Even if it means cleaning the bathroom.
Though it’s a small sample, the results of the survey speak to a larger issue: Men of all ages are potentially compromising their health by avoiding annual visits to the doctor’s office. In honor of Men’s Health Month, here’s a list of things all men should do to stay physically and mentally well.
- Exercise regularly. Healthy adults should strive for a minimum of 150 minutes of moderate aerobic activity per week, or 75 minutes of vigorous aerobic activity. Incorporate strength-training exercises for all major muscle groups at least twice a week. According to the Mayo Clinic, the benefits of regular exercise go beyond looking good: Physical activity helps increase testosterone levels, and lowers the risk of certain types of cancer and cardiovascular disease.

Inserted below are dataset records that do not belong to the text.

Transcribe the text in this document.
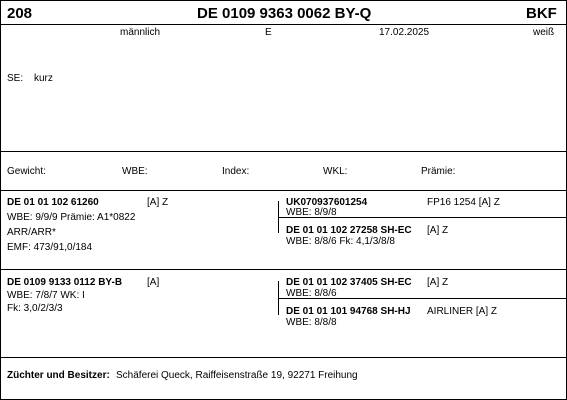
208	DE 0109 9363 0062 BY-Q	BKF
männlich	E	17.02.2025	weiß
SE: kurz
Gewicht:	WBE:	Index:	WKL:	Prämie:
DE 01 01 102 61260	[A] Z
WBE: 9/9/9 Prämie: A1*0822
ARR/ARR*
EMF: 473/91,0/184
UK070937601254	FP16 1254 [A] Z
WBE: 8/9/8
DE 01 01 102 27258 SH-EC [A] Z
WBE: 8/8/6 Fk: 4,1/3/8/8
DE 0109 9133 0112 BY-B [A]
WBE: 7/8/7 WK: I
Fk: 3,0/2/3/3
DE 01 01 102 37405 SH-EC [A] Z
WBE: 8/8/6
DE 01 01 101 94768 SH-HJ AIRLINER [A] Z
WBE: 8/8/8
Züchter und Besitzer: Schäferei Queck, Raiffeisenstraße 19, 92271 Freihung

- Maintain a heart-healthy diet. Of course, heart health—along with health overall—begins and ends with a balanced diet. Heart disease is the leading cause of death for men of most racial and ethnic groups in the United States, second only to cancer. Build a healthy diet with five or more servings of fruits and vegetables each day, and choose whole grain breads and cereals. Skip the sweets and saturated fats (most of the time), and keep an eye on your portion sizes. Remember that food is fuel, so being choosy in what you eat can influence the energy you have as you’re moving throughout the day.

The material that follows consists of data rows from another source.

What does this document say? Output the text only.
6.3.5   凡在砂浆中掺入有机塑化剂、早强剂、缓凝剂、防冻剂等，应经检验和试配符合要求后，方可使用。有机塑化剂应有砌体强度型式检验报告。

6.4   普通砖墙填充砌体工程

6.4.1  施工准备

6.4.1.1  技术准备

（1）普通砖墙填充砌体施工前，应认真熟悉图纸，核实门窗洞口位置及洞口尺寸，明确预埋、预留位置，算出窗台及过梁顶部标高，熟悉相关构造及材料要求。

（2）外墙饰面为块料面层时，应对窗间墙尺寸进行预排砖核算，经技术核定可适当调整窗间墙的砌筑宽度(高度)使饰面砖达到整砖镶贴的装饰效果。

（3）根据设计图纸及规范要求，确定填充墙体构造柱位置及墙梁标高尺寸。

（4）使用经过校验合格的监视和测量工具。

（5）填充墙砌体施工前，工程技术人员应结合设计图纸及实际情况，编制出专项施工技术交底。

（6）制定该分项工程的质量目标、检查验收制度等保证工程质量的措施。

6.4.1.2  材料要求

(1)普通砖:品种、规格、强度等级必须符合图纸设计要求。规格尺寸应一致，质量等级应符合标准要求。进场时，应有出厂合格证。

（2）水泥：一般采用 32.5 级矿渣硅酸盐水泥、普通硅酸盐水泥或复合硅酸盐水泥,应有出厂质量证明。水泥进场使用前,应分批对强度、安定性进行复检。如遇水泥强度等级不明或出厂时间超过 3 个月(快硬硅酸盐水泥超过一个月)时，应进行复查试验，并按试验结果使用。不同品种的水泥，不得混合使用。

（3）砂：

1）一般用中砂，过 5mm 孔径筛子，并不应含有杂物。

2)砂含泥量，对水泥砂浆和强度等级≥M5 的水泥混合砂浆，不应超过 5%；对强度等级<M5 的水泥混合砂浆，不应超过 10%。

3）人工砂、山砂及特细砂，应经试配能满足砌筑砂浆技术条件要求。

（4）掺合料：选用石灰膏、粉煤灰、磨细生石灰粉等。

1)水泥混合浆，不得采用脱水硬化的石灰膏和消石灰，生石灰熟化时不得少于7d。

- Take care of your mental health. The latest statistics from the American Foundation for Suicide Prevention indicate men die by suicide 3.5 times more often than women, and rates are highest in middle-aged white men. The significant gender discrepancy may be linked to the stigma surrounding men and mental health, the idea that admitting to a problem may be a sign of weakness—even though it decidedly is not.
If you’re experiencing significant weight fluctuations, changes in your mood, ongoing and unexplainable physical problems like headaches or stomach aches, or are overwhelmed with feelings of sadness or hopelessness, seek help. Remember it’s a sign of strength to do so, and one of the many benefits of this technological world we live in is how quick and easy it is to access remote telehealth services.
- Don’t skimp on the cancer screenings. With any type of cancer, screenings are key to early detection. The American Cancer Society recommends men aged 50 and older receive annual colorectal and prostate cancer screenings. If you fall into a higher risk category (family history of the disease or certain racial groups), your doctor may recommend earlier and/or more frequent screenings. You should perform regular skin checks, and notify your provider if you discover any suspicious spots or moles that change in size, shape, or color.